Mit einer Pressekonferenz startete die GRAS Innsbruck am Donnerstag den 20.04. in den ÖH Wahlkampf und präsentierte ihre zentralen Themen und Forderungen. „Zu lange schon müssen wir aus der Opposition heraus zusehen, wie die ÖVP-nahe Aktionsgemeinschaft die ÖH Innsbruck an den Rand der Bedeutungslosigkeit manövriert“, attestiert Hannah von Czettritz, eine der beiden Spitzenkandidatinnen der GRAS Innsbruck. „Es ist höchste Zeit, dass die ÖH Innsbruck wieder ein relevanter Player in der österreichischen Bildungspolitik wird und darüber hinaus aktiv Gesellschaft mitgestaltet“, schließt Barbara Neßler, die zweite Spitzenkandidatin.

Die GRAS setzt sich unter anderem aktiv dafür ein, Studieren für alle leistbar zu gestalten. Während die GRAS letzten Sommer eine Petition mit über 4.000 Unterstützer_innen zur Rettung der Mietzinsbeihilfe organisierte, glänzte die ÖVP-nahe Aktionsgemeinschaft durch fehlenden Widerstand. Die GRAS ist die kritische Kraft, die sich seither aktiv für die Wiedereinführung der Mietzinsbeihilfe für alle einsetzt.
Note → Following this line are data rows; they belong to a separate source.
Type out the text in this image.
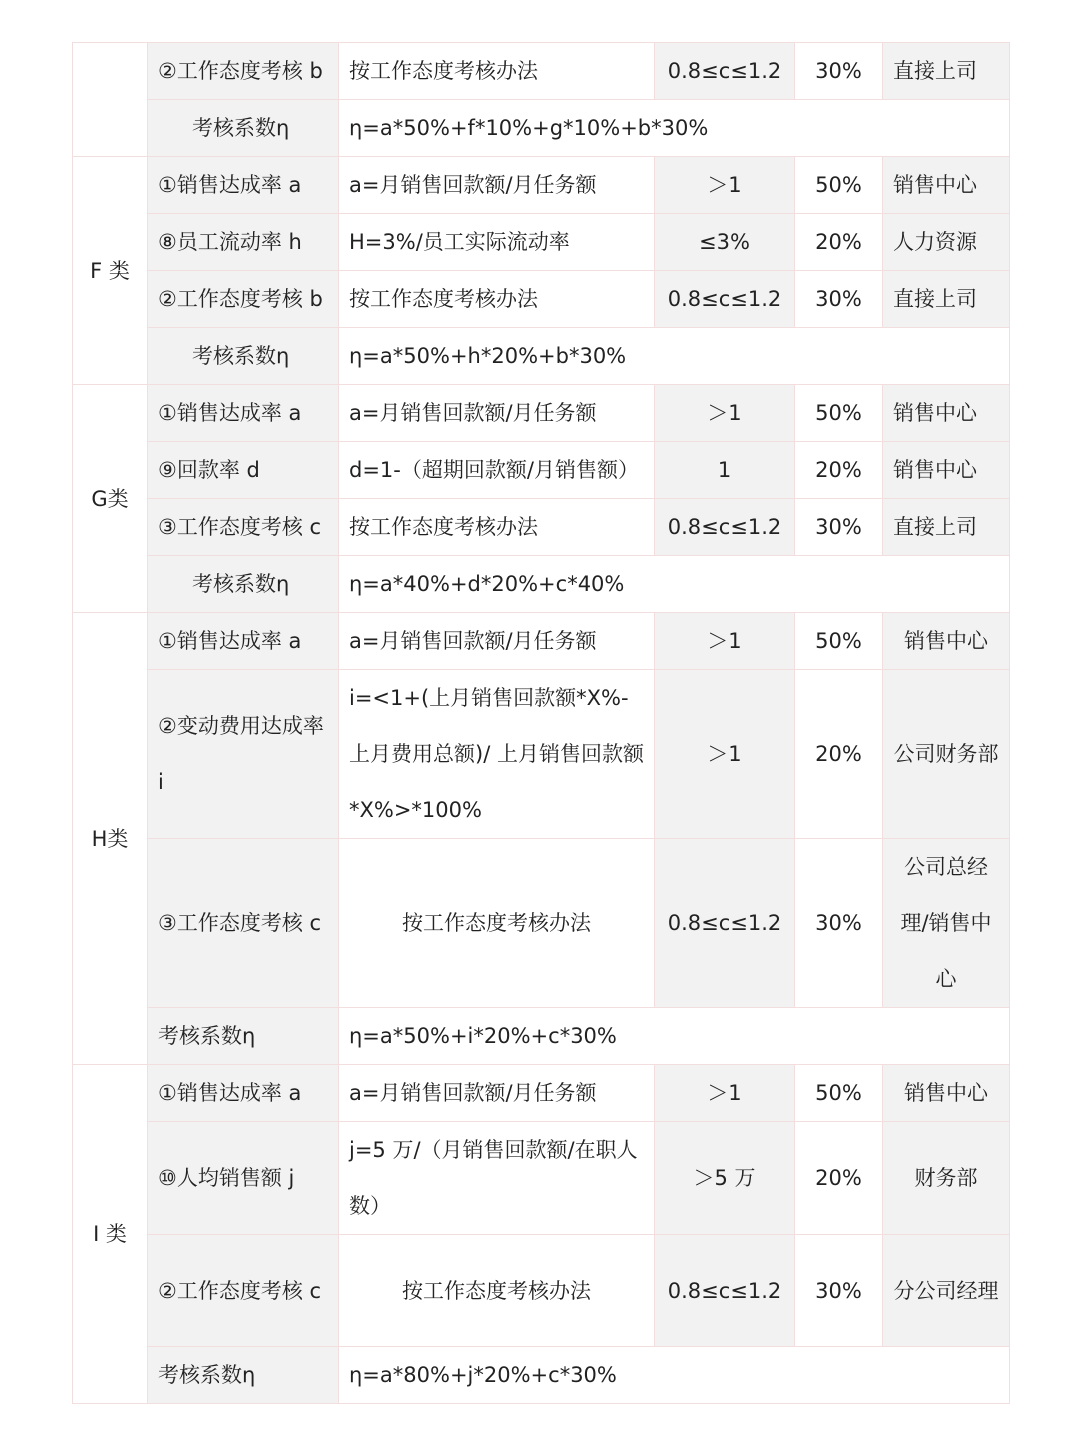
	②工作态度考核 b	按工作态度考核办法	0.8≤c≤1.2	30%	直接上司
	考核系数η	η=a*50%+f*10%+g*10%+b*30%			
F 类	①销售达成率 a	a=月销售回款额/月任务额	＞1	50%	销售中心
	⑧员工流动率 h	H=3%/员工实际流动率	≤3%	20%	人力资源
	②工作态度考核 b	按工作态度考核办法	0.8≤c≤1.2	30%	直接上司
	考核系数η	η=a*50%+h*20%+b*30%			
G类	①销售达成率 a	a=月销售回款额/月任务额	＞1	50%	销售中心
	⑨回款率 d	d=1-（超期回款额/月销售额）	1	20%	销售中心
	③工作态度考核 c	按工作态度考核办法	0.8≤c≤1.2	30%	直接上司
	考核系数η	η=a*40%+d*20%+c*40%			
H类	①销售达成率 a	a=月销售回款额/月任务额	＞1	50%	销售中心
	②变动费用达成率 i	i=<1+(上月销售回款额*X%-上月费用总额)/ 上月销售回款额*X%>*100%	＞1	20%	公司财务部
	③工作态度考核 c	按工作态度考核办法	0.8≤c≤1.2	30%	公司总经理/销售中心
	考核系数η	η=a*50%+i*20%+c*30%			
I 类	①销售达成率 a	a=月销售回款额/月任务额	＞1	50%	销售中心
	⑩人均销售额 j	j=5 万/（月销售回款额/在职人数）	＞5 万	20%	财务部
	②工作态度考核 c	按工作态度考核办法	0.8≤c≤1.2	30%	分公司经理
	考核系数η	η=a*80%+j*20%+c*30%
Ein weiterer zentraler Punkt ist der Widerstand gegen drohende Zugangsbeschränkungen. Spitzenkandidatin Hannah von Czettritz stellt fest, dass „die ÖH Beiträge der Innsbrucker Studierenden jährlich circa 1 Million Euro ausmachen.“ Davon bleibe ein Großteil in Innsbruck, so die VWL Studentin. „Dieses Geld soll nachhaltig genutzt werden und nicht auf der Bank auf Zinsen warten.“

Die GRAS engagiert sie sich aktiv für einen erfolgreichen, selbstbestimmten und leistbaren Studienalltag. Ein wichtiger Schritt in diese Richtung ist die Digitalisierung der Lernmaterialien. Alle Lernmaterialien und Vorlesungen sollen künftig aufgezeichnet und online gestellt werden. Das spart Geld, Zeit und Papier. Zudem wird die Vereinbarkeit von Familie, Beruf und Studium erhöht. Barbara Neßler ist überzeugt: „Service ist selbstverständlich und muss man nicht wählen. Unipolitik wird gewählt!“.